The New York subway is a famous and foul-smelling landmark. It has also
been a source of rumors and urban legends.
One tells of a female subway conductor who quit on the spot after she witnessed
the aftermath of a shooting on her very first day of work.
Like so many tall tales, this story has some truth to it. Marian Swerdlow
did indeed witness a shooting on her very first day of work as a subway conductor.
"I heard a ruckus going on in the car, so I took a little peek outside
my cab," she recalls. "And I saw two men in the middle of the car grappling
with each other."
She heard two pinging sounds soon after, and after the train had pulled
into the station, she noticed three kids getting off and disappearing quickly
into the crowd. But she had no time to worry about them because the two men
who had been fighting had been injured, one badly.
The incident left her shaken and upset. "But I went back to work the next
day because I had no other choice," she says. She needed the paycheck, period.
But that was not the only reason why she applied for the job many years
ago. It gave her a union platform from where she could join the
fight against the city government of the time and its social spending cuts.
The job also became more accessible for women around the same time. "They
had just opened up these operator jobs to women," she says. "I thought it
would be exciting and interesting to be one of the first women."
It certainly was as she met the whole spectrum of people that give New
York its unique character and reputation.
"It takes all kinds to make a world, and they all ride the [subway]," says
Swerdlow. She included many stories about them in her book, Underground Woman:
My Four Years as a New York City Subway Conductor.
Wilson Hart operated subways in Chicago for 10 years before he became an
instructor with the Chicago Transit Authority. He says the best part of his
job was the people he met. "You gotta like people," he says. "If you don't
like people, then it's rough."
You also have to like working underground, for obvious reasons. Bonnie
Rasmussen has been a subway operator since 1989. She says working underground
has not really bothered her. "For the most part, it doesn't bother me. I quite
enjoy it," she says. "It's boring at times, but a lot of jobs are boring at
times as well. But I don't have a problem with it."
But the job can get boring, especially late at night. The cars are often
empty and eerily quiet during those hours as they slip through the darkness
outside.
It was not uncommon for Hart to enter a world where sleep and consciousness
would blend into an undefined swirl that played tricks on his mind. "You would
be wondering if you had stopped at a certain station," he says.
But people like Hart cannot afford to be complacent for any length of time
because circumstances can change quickly.
He had to make emergency stops on more than one occasion when people jumped
in front of his train. "I had some people who had been two or three feet in
front of my train," he says. "I didn't hit them, but I came close.
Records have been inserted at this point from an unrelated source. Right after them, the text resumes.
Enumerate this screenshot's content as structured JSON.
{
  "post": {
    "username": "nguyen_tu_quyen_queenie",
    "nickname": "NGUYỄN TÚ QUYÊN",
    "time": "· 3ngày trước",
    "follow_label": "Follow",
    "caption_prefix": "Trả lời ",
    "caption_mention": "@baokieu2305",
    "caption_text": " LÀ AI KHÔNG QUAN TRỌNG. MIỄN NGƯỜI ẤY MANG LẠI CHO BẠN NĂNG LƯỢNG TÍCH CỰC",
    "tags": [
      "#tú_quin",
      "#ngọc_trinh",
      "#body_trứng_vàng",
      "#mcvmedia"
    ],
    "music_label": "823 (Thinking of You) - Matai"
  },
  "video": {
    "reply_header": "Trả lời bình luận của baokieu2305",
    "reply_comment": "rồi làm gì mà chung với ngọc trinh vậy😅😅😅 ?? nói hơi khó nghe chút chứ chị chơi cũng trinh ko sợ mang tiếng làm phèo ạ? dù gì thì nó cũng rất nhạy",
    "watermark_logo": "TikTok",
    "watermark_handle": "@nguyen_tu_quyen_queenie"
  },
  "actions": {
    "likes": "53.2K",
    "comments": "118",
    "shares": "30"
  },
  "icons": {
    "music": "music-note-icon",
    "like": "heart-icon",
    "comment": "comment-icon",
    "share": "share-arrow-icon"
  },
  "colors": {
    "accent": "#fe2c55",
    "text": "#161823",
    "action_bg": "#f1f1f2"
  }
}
That was
my worst experience as an operator."
Operators must also be able deal with impatient and rude passengers. Just
ask Swerdlow.
"We felt like the riders were mean, unreasonable, vindictive and that they
wanted to hurt us. The riders were very hard on us," she says. "I was hit
by pennies, cans [and] people would spit on me. I think I got worse than some
people because I was a woman."
This begs an obvious question. Why would anybody work as a subway conductor?
Swerdlow laughs. "This is not a job that has any intrinsic reward," she says.
"This is a job where you are going to need that paycheck."
But Swerdlow does not have regrets, and she says it was a fantastic experience.
She met her now-late husband on the job, and she gained an appreciation for
people who do not work in an office behind a desk.
"I learned a lot about people who do manual work, who do unskilled work,"
she says. "I learned to have a lot of respect for the humanity of people who
may not be educated in a formal conventional way, but who have a lot of knowledge
about the world, and about people. I was a white woman coming on to a job
[where] mainly people of color [and] men work and they were wonderful to me."
Swerdlow still spends time with many of her former colleagues. And yes,
she still rides the subway on her way to work as a high school teacher.